Qualcomm’s latest VRDK is built on the company’s new Snapdragon 835 chip. While Snapdragon 835 is suitable for a range of mobile devices like smartphones and tablets, the company says that the chip has also been built specifically with VR in mind.
As part of their VR efforts, Qualcomm has formed the ‘HMD Accelerator Program’ which is designed to “commercialize VR HMDs quickly with fewer resource restrains.” Basically, Qualcomm wants to use its expertise to help companies build their own VR headsets based on Qualcomm’s hardware. This is similar to Intel’s play with their Project Alloy reference headset.
The root of the HMD Accelerator Program is the Snapdragon 835-based VRDK reference headset, an all-in-one mobile VR headset with inside-out 6DOF tracking, a 90Hz 2560×1440 AMOLED display, 100 degree field of view, 4GB of RAM, eye-tracking, and hand-tracking (via Leap Motion’s new mobile sensor). It’s a complete package that doesn’t require a host PC or a snap-in smartphone. But the VRDK itself won’t be sold, at least not by Qualcomm.
Companies can use the VRDK as a starting point for creating their own VR headsets which might not look anything like Qualcomm’s VRDK, but would be built on much of Qualcomm’s hardware and underlying technologies. An Original Equipment Manufacturer (OEM) would choose which hardware and features to keep from the VRDK, and possibly add some of their own to differentiate the device from headsets built by other companies also based on the VRDK.
Qualcomm says that two Original Device Manufacturers (ODM), Goertek and Thundercomm, are the first to join the company’s HMD Accelerator Program. Both companies will offer manufacturing services for OEMs who want a VRDK-based headset built to sell to consumers.
The first of those consumer-ready devices are expected to launch in the second half of 2017, says Qualcomm.
The company also plans to distribute the VRDK to content creators to stimulate an ecosystem of applications which are specially built to take advantage of the Snapdragon 835 platform and VR headsets built upon it. Those headsets are expected to go out to developers in Q2 2017.
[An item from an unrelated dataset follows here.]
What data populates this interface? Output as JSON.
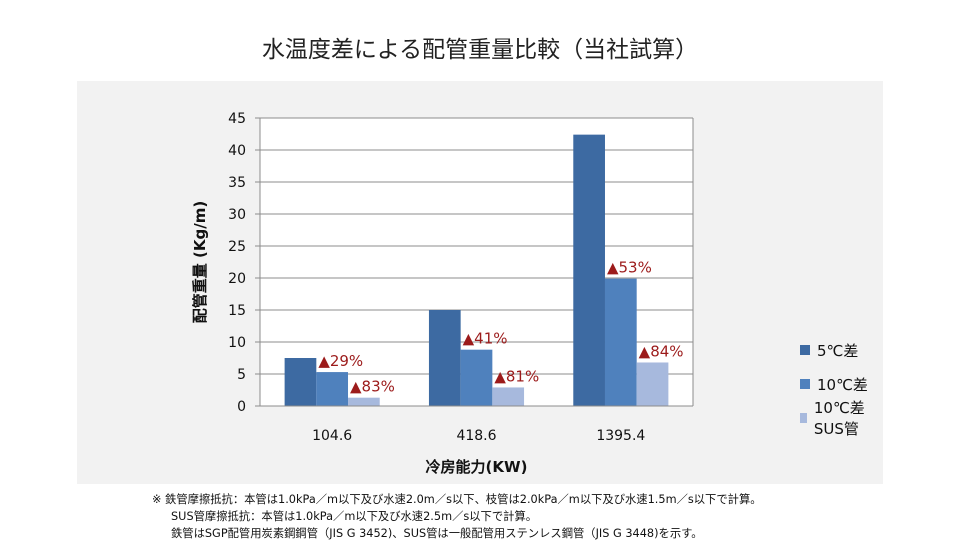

All-in-one (AIO) headsets have some clear advantages over mobile shell headsets like Gear VR which require a host smartphone to be snapped into the headset. For one, an AIO headset can be optimally designed for VR, whereas a mobile shell headset is restricted to the limitations of smartphone design (thin, small battery, limited heat dissipation). However, there’s some potential downsides too, the biggest of which is perhaps cost. In order to provide a great VR experience, AIO VR headsets need most of the same hardware that’s already in your smartphone (display, CPU, GPU, sensors, battery etc). That means they could end up being about as costly as a new smartphone.
Qualcomm and its partners haven’t yet announced any pricing information, so we’ll still have to wait and see where the price point falls, and how quickly it will be able to come down to mainstream levels.
Disclosure: Qualcomm and Road to VR co-hosted a networking event this month during GDC 2017.